まだまだ着られている、という感じがする。
「もう就活?」
「あ、はい、企業の説明会に」
クソ真面目だな。俺二十歳のとき何してたっけ。去年の事なのに思い出せない。
まあいいや。
「じゃ、ヤろっか」
「いきなりですか」
「溜まってんだよ」
「お腹すいたんでご飯食べてからでいいですか」
言うようになったじゃねえか。ビビりまくってた童貞のくせに。
俺たちは駅前のチェーンの牛丼屋に入った。
食券を買って、席について待つ。正直メシなんかどうでもいいから早くヤリたい。
イヤホンを付けようとすると
「僕、何かしましたか」
と聞かれた。
「なんかイライラしてるみたいで」
「早くヤリ」
「わかりました、わかりましたから」
牛丼が運ばれてきたからか、ダニエルはヘラヘラしながら宥めてきた。ダニエルはかっこまず、一口ずつ箸で口に運んでいる。育ちがいいんだろうな。
食べ終わると
「鈴木さんっていくつなんですか」
とかクソどうでもいいことを聞いてきた。
「21」
「えっ僕とイッコしか変わらないんですか?!」
手に持ったコップの中の水が揺れた。相変わらずリアクションがデカいやつだな。
「もう仕事してます?なんかすごく落ち着いて見えて。もっと上かと思ってました」
「ただのフリーターだよ」
落ち着いてなんかいない。高校の時から中身はガキのまんまだしサカりまくってるのも変わらない。

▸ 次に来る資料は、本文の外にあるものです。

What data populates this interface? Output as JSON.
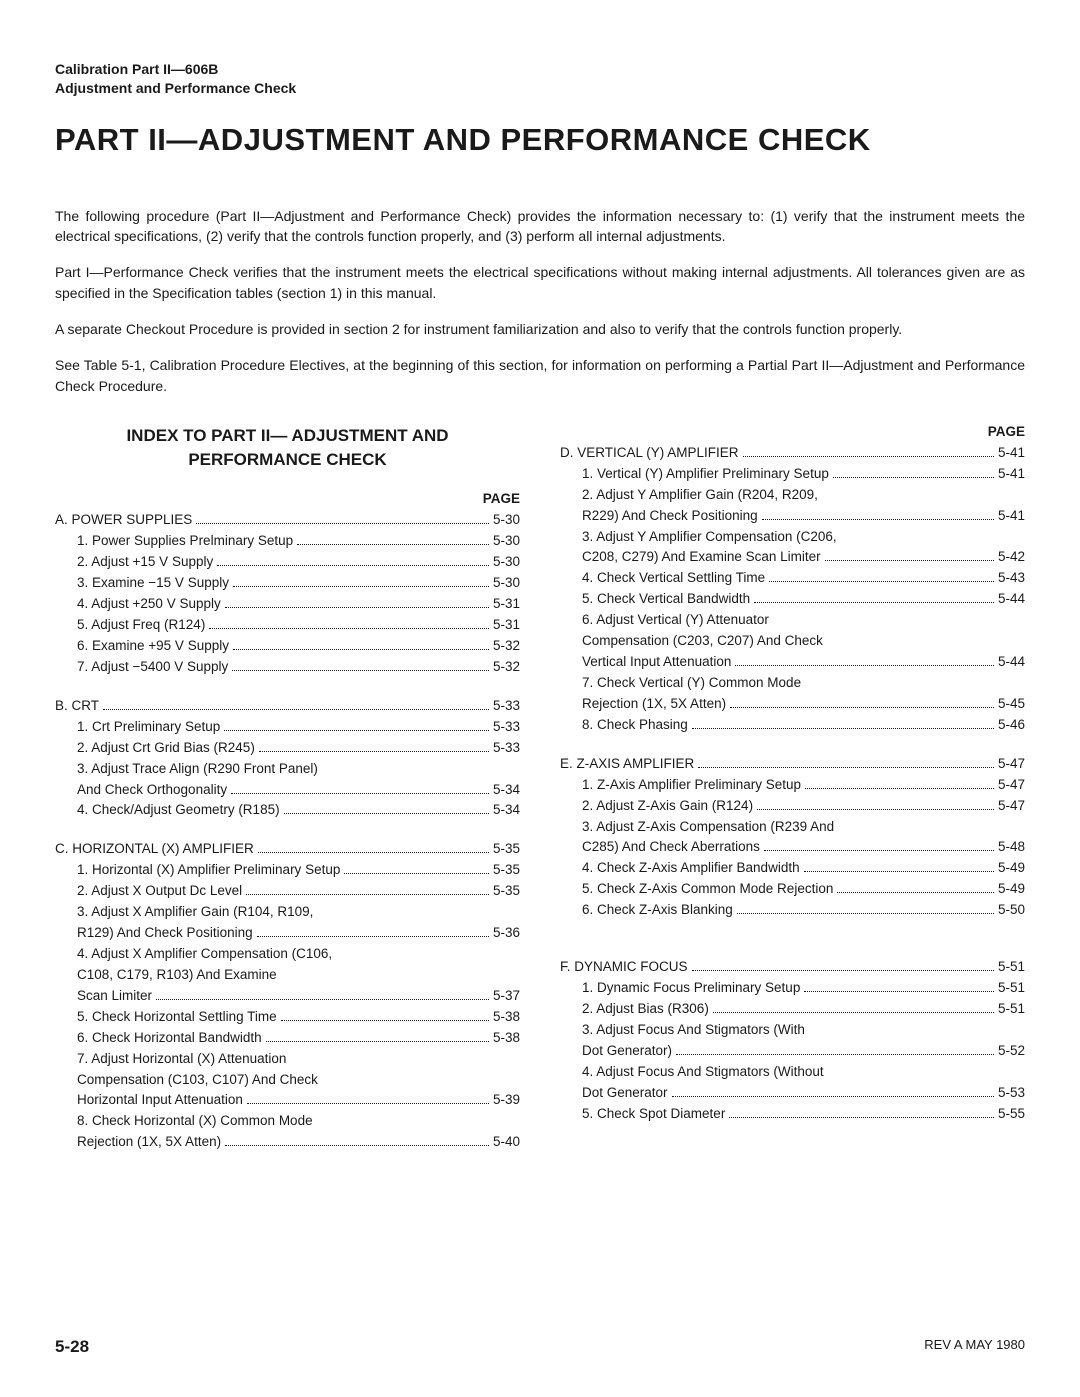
{
  "header": {
    "line1": "Calibration Part II—606B",
    "line2": "Adjustment and Performance Check"
  },
  "title": "PART II—ADJUSTMENT AND PERFORMANCE CHECK",
  "intro": [
    "The following procedure (Part II—Adjustment and Performance Check) provides the information necessary to: (1) verify that the instrument meets the electrical specifications, (2) verify that the controls function properly, and (3) perform all internal adjustments.",
    "Part I—Performance Check verifies that the instrument meets the electrical specifications without making internal adjustments. All tolerances given are as specified in the Specification tables (section 1) in this manual.",
    "A separate Checkout Procedure is provided in section 2 for instrument familiarization and also to verify that the controls function properly.",
    "See Table 5-1, Calibration Procedure Electives, at the beginning of this section, for information on performing a Partial Part II—Adjustment and Performance Check Procedure."
  ],
  "index_heading": "INDEX TO PART II— ADJUSTMENT AND PERFORMANCE CHECK",
  "page_label": "PAGE",
  "left": [
    {
      "type": "top",
      "text": "A. POWER SUPPLIES",
      "page": "5-30"
    },
    {
      "type": "sub",
      "text": "1. Power Supplies Prelminary Setup",
      "page": "5-30"
    },
    {
      "type": "sub",
      "text": "2. Adjust +15 V Supply",
      "page": "5-30"
    },
    {
      "type": "sub",
      "text": "3. Examine −15 V Supply",
      "page": "5-30"
    },
    {
      "type": "sub",
      "text": "4. Adjust +250 V Supply",
      "page": "5-31"
    },
    {
      "type": "sub",
      "text": "5. Adjust Freq (R124)",
      "page": "5-31"
    },
    {
      "type": "sub",
      "text": "6. Examine +95 V Supply",
      "page": "5-32"
    },
    {
      "type": "sub",
      "text": "7. Adjust −5400 V Supply",
      "page": "5-32"
    },
    {
      "type": "gap"
    },
    {
      "type": "top",
      "text": "B. CRT",
      "page": "5-33"
    },
    {
      "type": "sub",
      "text": "1. Crt Preliminary Setup",
      "page": "5-33"
    },
    {
      "type": "sub",
      "text": "2. Adjust Crt Grid Bias (R245)",
      "page": "5-33"
    },
    {
      "type": "cont",
      "text": "3. Adjust Trace Align (R290 Front Panel)"
    },
    {
      "type": "cont",
      "text": "And Check Orthogonality",
      "page": "5-34"
    },
    {
      "type": "sub",
      "text": "4. Check/Adjust Geometry (R185)",
      "page": "5-34"
    },
    {
      "type": "gap"
    },
    {
      "type": "top",
      "text": "C. HORIZONTAL (X) AMPLIFIER",
      "page": "5-35"
    },
    {
      "type": "sub",
      "text": "1. Horizontal (X) Amplifier Preliminary Setup",
      "page": "5-35"
    },
    {
      "type": "sub",
      "text": "2. Adjust X Output Dc Level",
      "page": "5-35"
    },
    {
      "type": "cont",
      "text": "3. Adjust X Amplifier Gain (R104, R109,"
    },
    {
      "type": "cont",
      "text": "R129) And Check Positioning",
      "page": "5-36"
    },
    {
      "type": "cont",
      "text": "4. Adjust X Amplifier Compensation (C106,"
    },
    {
      "type": "cont",
      "text": "C108, C179, R103) And Examine"
    },
    {
      "type": "cont",
      "text": "Scan Limiter",
      "page": "5-37"
    },
    {
      "type": "sub",
      "text": "5. Check Horizontal Settling Time",
      "page": "5-38"
    },
    {
      "type": "sub",
      "text": "6. Check Horizontal Bandwidth",
      "page": "5-38"
    },
    {
      "type": "cont",
      "text": "7. Adjust Horizontal (X) Attenuation"
    },
    {
      "type": "cont",
      "text": "Compensation (C103, C107) And Check"
    },
    {
      "type": "cont",
      "text": "Horizontal Input Attenuation",
      "page": "5-39"
    },
    {
      "type": "cont",
      "text": "8. Check Horizontal (X) Common Mode"
    },
    {
      "type": "cont",
      "text": "Rejection (1X, 5X Atten)",
      "page": "5-40"
    }
  ],
  "right": [
    {
      "type": "top",
      "text": "D. VERTICAL (Y) AMPLIFIER",
      "page": "5-41"
    },
    {
      "type": "sub",
      "text": "1. Vertical (Y) Amplifier Preliminary Setup",
      "page": "5-41"
    },
    {
      "type": "cont",
      "text": "2. Adjust Y Amplifier Gain (R204, R209,"
    },
    {
      "type": "cont",
      "text": "R229) And Check Positioning",
      "page": "5-41"
    },
    {
      "type": "cont",
      "text": "3. Adjust Y Amplifier Compensation (C206,"
    },
    {
      "type": "cont",
      "text": "C208, C279) And Examine Scan Limiter",
      "page": "5-42"
    },
    {
      "type": "sub",
      "text": "4. Check Vertical Settling Time",
      "page": "5-43"
    },
    {
      "type": "sub",
      "text": "5. Check Vertical Bandwidth",
      "page": "5-44"
    },
    {
      "type": "cont",
      "text": "6. Adjust Vertical (Y) Attenuator"
    },
    {
      "type": "cont",
      "text": "Compensation (C203, C207) And Check"
    },
    {
      "type": "cont",
      "text": "Vertical Input Attenuation",
      "page": "5-44"
    },
    {
      "type": "cont",
      "text": "7. Check Vertical (Y) Common Mode"
    },
    {
      "type": "cont",
      "text": "Rejection (1X, 5X Atten)",
      "page": "5-45"
    },
    {
      "type": "sub",
      "text": "8. Check Phasing",
      "page": "5-46"
    },
    {
      "type": "gap"
    },
    {
      "type": "top",
      "text": "E. Z-AXIS AMPLIFIER",
      "page": "5-47"
    },
    {
      "type": "sub",
      "text": "1. Z-Axis Amplifier Preliminary Setup",
      "page": "5-47"
    },
    {
      "type": "sub",
      "text": "2. Adjust Z-Axis Gain (R124)",
      "page": "5-47"
    },
    {
      "type": "cont",
      "text": "3. Adjust Z-Axis Compensation (R239 And"
    },
    {
      "type": "cont",
      "text": "C285) And Check Aberrations",
      "page": "5-48"
    },
    {
      "type": "sub",
      "text": "4. Check Z-Axis Amplifier Bandwidth",
      "page": "5-49"
    },
    {
      "type": "sub",
      "text": "5. Check Z-Axis Common Mode Rejection",
      "page": "5-49"
    },
    {
      "type": "sub",
      "text": "6. Check Z-Axis Blanking",
      "page": "5-50"
    },
    {
      "type": "gap"
    },
    {
      "type": "gap"
    },
    {
      "type": "top",
      "text": "F. DYNAMIC FOCUS",
      "page": "5-51"
    },
    {
      "type": "sub",
      "text": "1. Dynamic Focus Preliminary Setup",
      "page": "5-51"
    },
    {
      "type": "sub",
      "text": "2. Adjust Bias (R306)",
      "page": "5-51"
    },
    {
      "type": "cont",
      "text": "3. Adjust Focus And Stigmators (With"
    },
    {
      "type": "cont",
      "text": "Dot Generator)",
      "page": "5-52"
    },
    {
      "type": "cont",
      "text": "4. Adjust Focus And Stigmators (Without"
    },
    {
      "type": "cont",
      "text": "Dot Generator",
      "page": "5-53"
    },
    {
      "type": "sub",
      "text": "5. Check Spot Diameter",
      "page": "5-55"
    }
  ],
  "footer": {
    "page_number": "5-28",
    "rev": "REV A MAY 1980"
  }
}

「へえ、僕専門学校行ってるんです。会計の。あっという間で、もう就活ですよ」
「いいじゃん。資格とかとれて」
こっちは高卒で資格ナシでバイトしかしてない底辺だっつーの。
たまに"Fry away from here"でもしてやろうかと思う時もあるけど、ユウジやカホや音楽やセックスに振り回されているとどうでもよくなる。
とりあえず、今はセックスだ。
エアロスミスのロックナンバーのように、菓子食ってるやつもヤク中もロックスター気取ってるやつも、音楽に身を委ねてピー音をおっ被せてソレをしようじゃないか。